Fish was weird at first, with it's insistence on `or` instead of `||`, and `and` instead of `&&`. Since they relented on this, there's not much non-POSIX weirdness for me. From time to time I'll try to `export` something, but fish just reminds you what to do instead. 3rd party integration is excellent now, too.

When I write scripts I'll just target /bin/sh, or /bin/bash if necessary.

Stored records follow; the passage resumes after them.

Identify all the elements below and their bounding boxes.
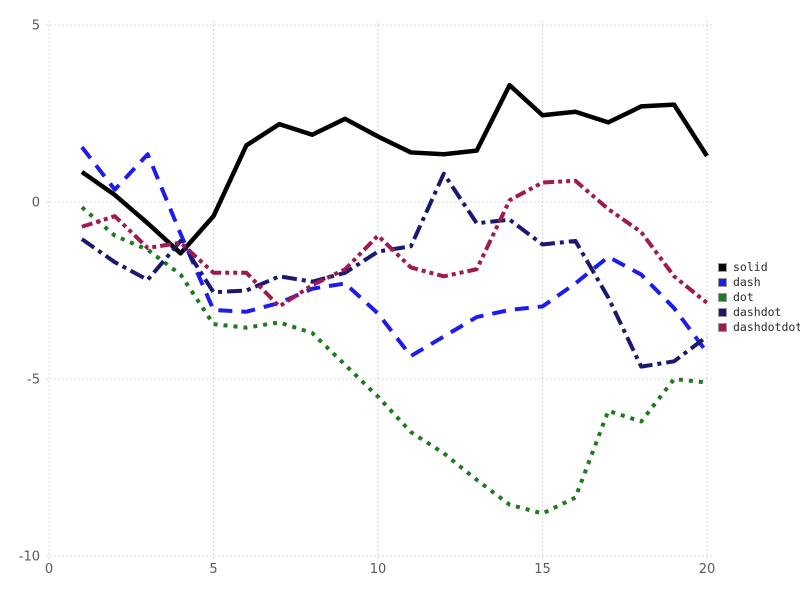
legend: solid dash dot dashdot dashdotdot (718, 260, 800, 335)
legend-marker-dash (718, 278, 727, 287)
series-line-solid (80, 82, 709, 256)
y-tick-label: 5 (32, 19, 40, 34)
x-tick-label: 5 (209, 562, 217, 577)
legend-marker-dot (718, 293, 727, 302)
y-tick-label: -10 (19, 550, 40, 565)
legend-label: solid (733, 260, 768, 274)
legend-label: dot (733, 290, 754, 304)
legend-item-dash: dash (718, 275, 800, 290)
x-tick-label: 0 (45, 562, 53, 577)
legend-item-dot: dot (718, 290, 800, 305)
legend-item-solid: solid (718, 260, 800, 275)
legend-item-dashdot: dashdot (718, 305, 800, 320)
y-tick-label: 0 (32, 196, 40, 211)
y-tick-label: -5 (27, 373, 40, 388)
legend-label: dashdot (733, 305, 782, 319)
legend-label: dashdotdot (733, 320, 800, 334)
series-line-dot (80, 205, 708, 516)
x-tick-label: 10 (370, 562, 387, 577)
legend-item-dashdotdot: dashdotdot (718, 320, 800, 335)
legend-marker-dashdot (718, 308, 727, 317)
legend-marker-dashdotdot (718, 323, 727, 332)
x-tick-label: 20 (699, 562, 716, 577)
series-line-dashdotdot (81, 178, 709, 309)
series-line-dash (80, 145, 709, 358)
x-tick-label: 15 (534, 562, 551, 577)
legend-label: dash (733, 275, 761, 289)
legend-marker-solid (718, 263, 727, 272)
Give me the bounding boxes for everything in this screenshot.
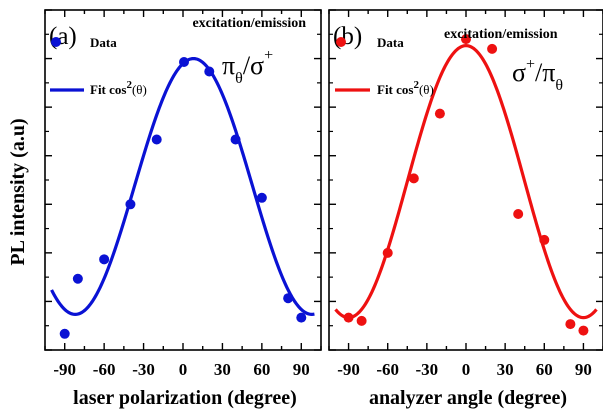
legend-fit-name: Fit cos (90, 82, 126, 97)
data-point (59, 328, 70, 339)
x-tick-label: -30 (132, 360, 155, 379)
polarization-main: σ (512, 58, 526, 87)
polarization-sup: + (526, 56, 535, 73)
x-tick-label: 90 (293, 360, 310, 379)
data-point (151, 134, 162, 145)
data-point (434, 108, 445, 119)
polarization-main: π (222, 51, 235, 80)
polarization-marker (179, 57, 189, 67)
data-point (513, 209, 524, 219)
x-tick-label: 30 (214, 360, 231, 379)
x-tick-label: 0 (179, 360, 188, 379)
data-point (487, 43, 498, 54)
excitation-emission-label: excitation/emission (444, 27, 558, 42)
polarization-separator: / (535, 58, 543, 87)
legend-fit-sup: 2 (126, 79, 132, 91)
x-tick-label: -90 (337, 360, 360, 379)
data-point (256, 192, 267, 203)
x-tick-label: -90 (53, 360, 76, 379)
data-point (356, 315, 367, 326)
legend-fit-sup: 2 (413, 79, 419, 91)
legend-fit-suffix: (θ) (419, 82, 434, 97)
data-point (99, 254, 110, 265)
x-tick-label: 60 (253, 360, 270, 379)
x-tick-label: 60 (536, 360, 553, 379)
polarization-sup-2: + (264, 47, 273, 64)
x-tick-label: 30 (497, 360, 514, 379)
y-axis-title: PL intensity (a.u) (7, 118, 29, 265)
polarization-separator: / (243, 51, 251, 80)
panel-a: -90 -60 -30 0 30 60 90 laser polarization (degr… (44, 9, 322, 409)
legend-fit-label: Fit cos2(θ) (377, 79, 434, 97)
polarization-label: σ+/πθ (512, 56, 563, 94)
polarization-sub: θ (235, 70, 243, 87)
x-tick-label: -60 (376, 360, 399, 379)
data-point (461, 34, 471, 45)
legend-fit-suffix: (θ) (132, 82, 147, 97)
polarization-main-2: π (542, 58, 555, 87)
x-axis-title: analyzer angle (degree) (369, 387, 567, 409)
data-point (296, 312, 307, 323)
data-point (125, 199, 136, 210)
data-point (343, 312, 354, 323)
x-tick-label: -60 (93, 360, 116, 379)
fit-curve (334, 44, 598, 320)
x-tick-label: 90 (575, 360, 592, 379)
data-point (72, 273, 83, 284)
x-tick-label: -30 (416, 360, 439, 379)
panel-b: -90 -60 -30 0 30 60 90 analyzer angle (degree) (… (328, 9, 603, 409)
data-point (230, 134, 241, 145)
legend-data-marker (51, 37, 61, 47)
polarization-main-2: σ (250, 51, 264, 80)
data-point (408, 173, 419, 184)
legend-data-label: Data (90, 35, 117, 50)
x-axis-title: laser polarization (degree) (73, 387, 297, 409)
panel-label: (b) (333, 23, 362, 50)
x-tick-label: 0 (462, 360, 471, 379)
data-point (578, 325, 589, 336)
legend-fit-label: Fit cos2(θ) (90, 79, 147, 97)
legend-data-marker (336, 37, 346, 47)
data-point (283, 293, 294, 304)
excitation-emission-label: excitation/emission (192, 16, 306, 31)
data-point (382, 247, 393, 258)
legend-data-label: Data (377, 35, 404, 50)
legend-fit-name: Fit cos (377, 82, 413, 97)
data-point (204, 66, 215, 77)
polarization-label: πθ/σ+ (222, 47, 273, 87)
polarization-sub-2: θ (555, 77, 563, 94)
data-point (565, 319, 576, 330)
data-point (539, 234, 550, 245)
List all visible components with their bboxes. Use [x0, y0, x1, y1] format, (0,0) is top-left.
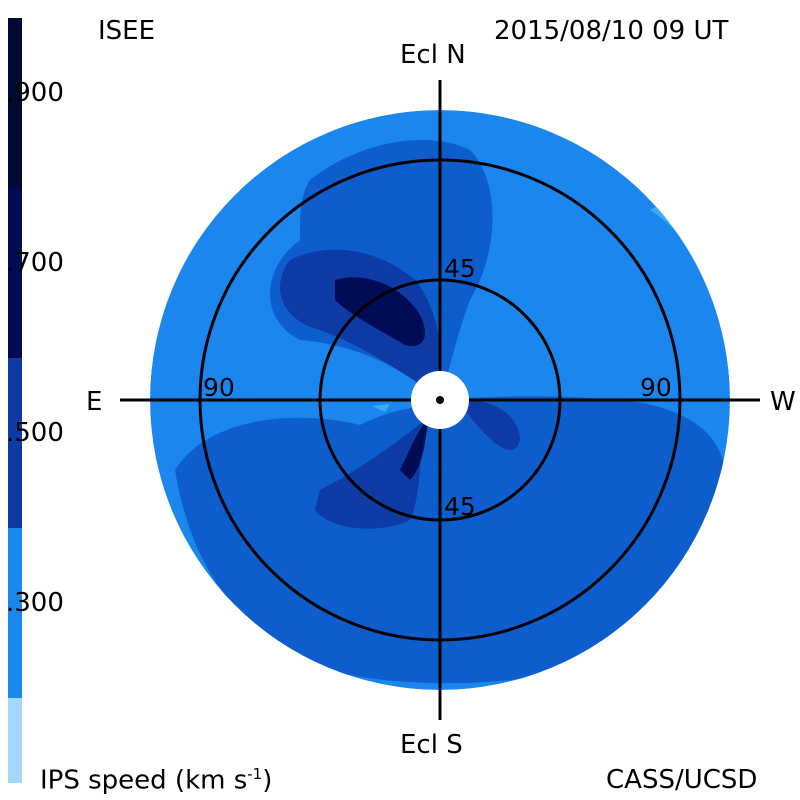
colorbar-title: IPS speed (km s-1)	[40, 767, 272, 794]
peak-speed-region-south	[400, 420, 428, 480]
ring-label-outer-east: 90	[203, 373, 235, 402]
speed-color-scale	[8, 18, 22, 783]
mid-speed-region-south	[175, 396, 725, 684]
sun-center-dot	[436, 396, 444, 404]
colorbar-title-close: )	[262, 765, 273, 796]
scale-segment-300	[8, 528, 22, 698]
peak-speed-region-north	[335, 277, 425, 346]
scale-segment-900plus	[8, 18, 22, 188]
colorbar-title-text: IPS speed (km s	[40, 765, 248, 796]
org-label: ISEE	[98, 16, 156, 46]
elongation-ring-45	[318, 278, 562, 522]
colorbar-title-exponent: -1	[247, 765, 263, 783]
timestamp-label: 2015/08/10 09 UT	[494, 16, 729, 46]
high-speed-region-west	[465, 400, 520, 450]
high-speed-region-southeast	[315, 420, 425, 529]
scale-segment-800	[8, 188, 22, 358]
low-speed-spot	[372, 404, 390, 412]
direction-north-label: Ecl N	[400, 40, 466, 70]
ring-label-outer-west: 90	[640, 373, 672, 402]
credit-label: CASS/UCSD	[606, 765, 758, 795]
scale-tick-label: .900	[6, 78, 64, 108]
scale-tick-label: .500	[6, 418, 64, 448]
direction-east-label: E	[86, 387, 103, 417]
elongation-ring-90	[198, 158, 682, 642]
ring-label-inner-south: 45	[444, 492, 476, 521]
direction-west-label: W	[770, 387, 796, 417]
ring-label-inner-north: 45	[444, 254, 476, 283]
scale-tick-label: .700	[6, 248, 64, 278]
scale-tick-label: .300	[6, 588, 64, 618]
scale-segment-100	[8, 698, 22, 783]
direction-south-label: Ecl S	[400, 730, 463, 760]
scale-segment-500	[8, 358, 22, 528]
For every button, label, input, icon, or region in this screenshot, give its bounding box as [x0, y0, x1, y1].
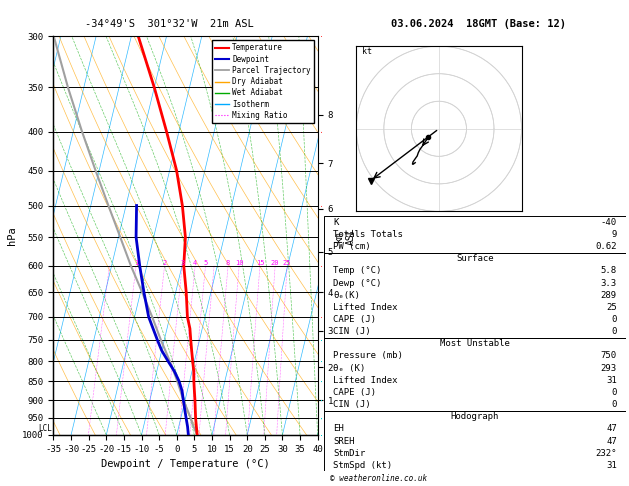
Text: Surface: Surface — [456, 254, 494, 263]
Text: Temp (°C): Temp (°C) — [333, 266, 381, 276]
Text: Lifted Index: Lifted Index — [333, 376, 398, 385]
Text: Hodograph: Hodograph — [451, 412, 499, 421]
Text: 0: 0 — [611, 327, 617, 336]
Y-axis label: hPa: hPa — [7, 226, 17, 245]
Bar — [324, 216, 626, 253]
Text: 10: 10 — [235, 260, 243, 266]
Text: 25: 25 — [606, 303, 617, 312]
Text: 0.62: 0.62 — [595, 242, 617, 251]
Text: CAPE (J): CAPE (J) — [333, 315, 376, 324]
Text: 2: 2 — [162, 260, 167, 266]
Text: 0: 0 — [611, 388, 617, 397]
Text: K: K — [333, 218, 338, 227]
Text: 750: 750 — [601, 351, 617, 361]
Text: kt: kt — [362, 48, 372, 56]
Text: Lifted Index: Lifted Index — [333, 303, 398, 312]
Text: 5.8: 5.8 — [601, 266, 617, 276]
Text: 03.06.2024  18GMT (Base: 12): 03.06.2024 18GMT (Base: 12) — [391, 19, 565, 30]
Text: StmDir: StmDir — [333, 449, 365, 458]
Text: Most Unstable: Most Unstable — [440, 339, 510, 348]
Text: EH: EH — [333, 424, 343, 434]
Text: 15: 15 — [255, 260, 264, 266]
X-axis label: Dewpoint / Temperature (°C): Dewpoint / Temperature (°C) — [101, 459, 270, 469]
Text: PW (cm): PW (cm) — [333, 242, 370, 251]
Text: Dewp (°C): Dewp (°C) — [333, 278, 381, 288]
Text: LCL: LCL — [38, 424, 52, 433]
Bar — [324, 338, 626, 411]
Text: 0: 0 — [611, 400, 617, 409]
Text: 5: 5 — [203, 260, 208, 266]
Text: θₑ (K): θₑ (K) — [333, 364, 365, 373]
Text: 31: 31 — [606, 461, 617, 470]
Text: 3: 3 — [180, 260, 184, 266]
Legend: Temperature, Dewpoint, Parcel Trajectory, Dry Adiabat, Wet Adiabat, Isotherm, Mi: Temperature, Dewpoint, Parcel Trajectory… — [212, 40, 314, 123]
Text: SREH: SREH — [333, 436, 355, 446]
Text: 289: 289 — [601, 291, 617, 300]
Text: 47: 47 — [606, 436, 617, 446]
Bar — [324, 411, 626, 471]
Text: 47: 47 — [606, 424, 617, 434]
Text: -34°49'S  301°32'W  21m ASL: -34°49'S 301°32'W 21m ASL — [86, 19, 254, 30]
Text: 9: 9 — [611, 230, 617, 239]
Text: 3.3: 3.3 — [601, 278, 617, 288]
Text: 31: 31 — [606, 376, 617, 385]
Text: 1: 1 — [134, 260, 138, 266]
Text: Totals Totals: Totals Totals — [333, 230, 403, 239]
Text: CIN (J): CIN (J) — [333, 400, 370, 409]
Text: CIN (J): CIN (J) — [333, 327, 370, 336]
Text: 20: 20 — [271, 260, 279, 266]
Text: StmSpd (kt): StmSpd (kt) — [333, 461, 392, 470]
Text: 0: 0 — [611, 315, 617, 324]
Text: Pressure (mb): Pressure (mb) — [333, 351, 403, 361]
Text: θₑ(K): θₑ(K) — [333, 291, 360, 300]
Text: 293: 293 — [601, 364, 617, 373]
Text: 8: 8 — [226, 260, 230, 266]
Text: 25: 25 — [283, 260, 291, 266]
Text: 232°: 232° — [595, 449, 617, 458]
Y-axis label: km
ASL: km ASL — [334, 227, 356, 244]
Text: -40: -40 — [601, 218, 617, 227]
Text: 4: 4 — [193, 260, 198, 266]
Bar — [324, 253, 626, 338]
Text: © weatheronline.co.uk: © weatheronline.co.uk — [330, 474, 427, 483]
Text: CAPE (J): CAPE (J) — [333, 388, 376, 397]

Never saw a reason to write zsh or fish scripts.

SAI_Peregrinus 3 days ago | parent | next [-]

Note that `/bin/bash` isn't guaranteed to exist, even if Bash is installed. `/usr/bin/env` is guaranteed to exist on POSIX systems, so `/usr/bin/env bash` is the generally recommended way to invoke it in a shebang. `/bin/sh` is guaranteed to exist on a POSIX system, but `/usr/bin/env sh` can be used for consistency.

kstrauser 3 days ago | parent | prev | next [-]

Export works now.

I write most of my local-use scripts in fish now. Having access to all the little ergonomics like outputting colored text is just more pleasant.

maleldil 3 days ago | parent | prev [-]

Note that `or/||` and `and/&&` are not interchangeable. They have different precedences.

benrutter 4 days ago | parent | prev | next [-]

100% this! I tried fish, loved it, then didn't use it for about a year becayse I'd convinced myself posix compliance was important. The truth is day to day I use 5 or less shell language primitives, mostly I run other programs from the shell, and pipe them into each other, so the shell language compliance doesn't matter.

stavros 3 days ago | parent | prev | next [-]

I don't understand this reticence about POSIX compliance. When would you need your shell to be POSIX compliant? I've been using fish for ten years and I've never had an issue, even with scripting. If I need to run a script, it always has bash in the shebang line, so it runs normally.

Am I missing something useful?

SAI_Peregrinus 3 days ago | parent [-]

Other people's scripts in projects where you can't or don't want to edit the scripts to add a shebang line.

stavros 3 days ago | parent [-]

You can only run those with `bash script` anyway, your shell doesn't matter in that case.

yonatan8070 4 days ago | parent | prev | next [-]

If you work with a lot of longer commands, you can press Alt+e to edit the current prompt in $EDITOR, so you can use your favorite editor to do whatever you'd like to the command.

valeena 3 days ago | parent [-]

I had no idea about that! You and other commenters taught me some great features! I so love fish!

hyperhopper 3 days ago | parent | prev | next [-]

Oh-my-zsh adds most of that while still being POSIX compliant

zwarag 3 days ago | parent | next [-]

In my personal experience, oh-my-zsh slows down things too much. You're better off just taking whatever you really like about oh-my-zsh and configure it yourself.

bbkane 3 days ago | parent [-]

This is what I do: https://github.com/bbkane/dotfiles/tree/master/zsh

Works great!

theshrike79 3 days ago | parent | prev [-]

"zsh is just fine, you just need to add a megabyte of scripts on top" is not a good advertisement :)

warwren 3 days ago | parent | prev [-]

This whole time I didn't know you're supposed to use alt+s. I just got mad sudo !! didn't work. Thanks!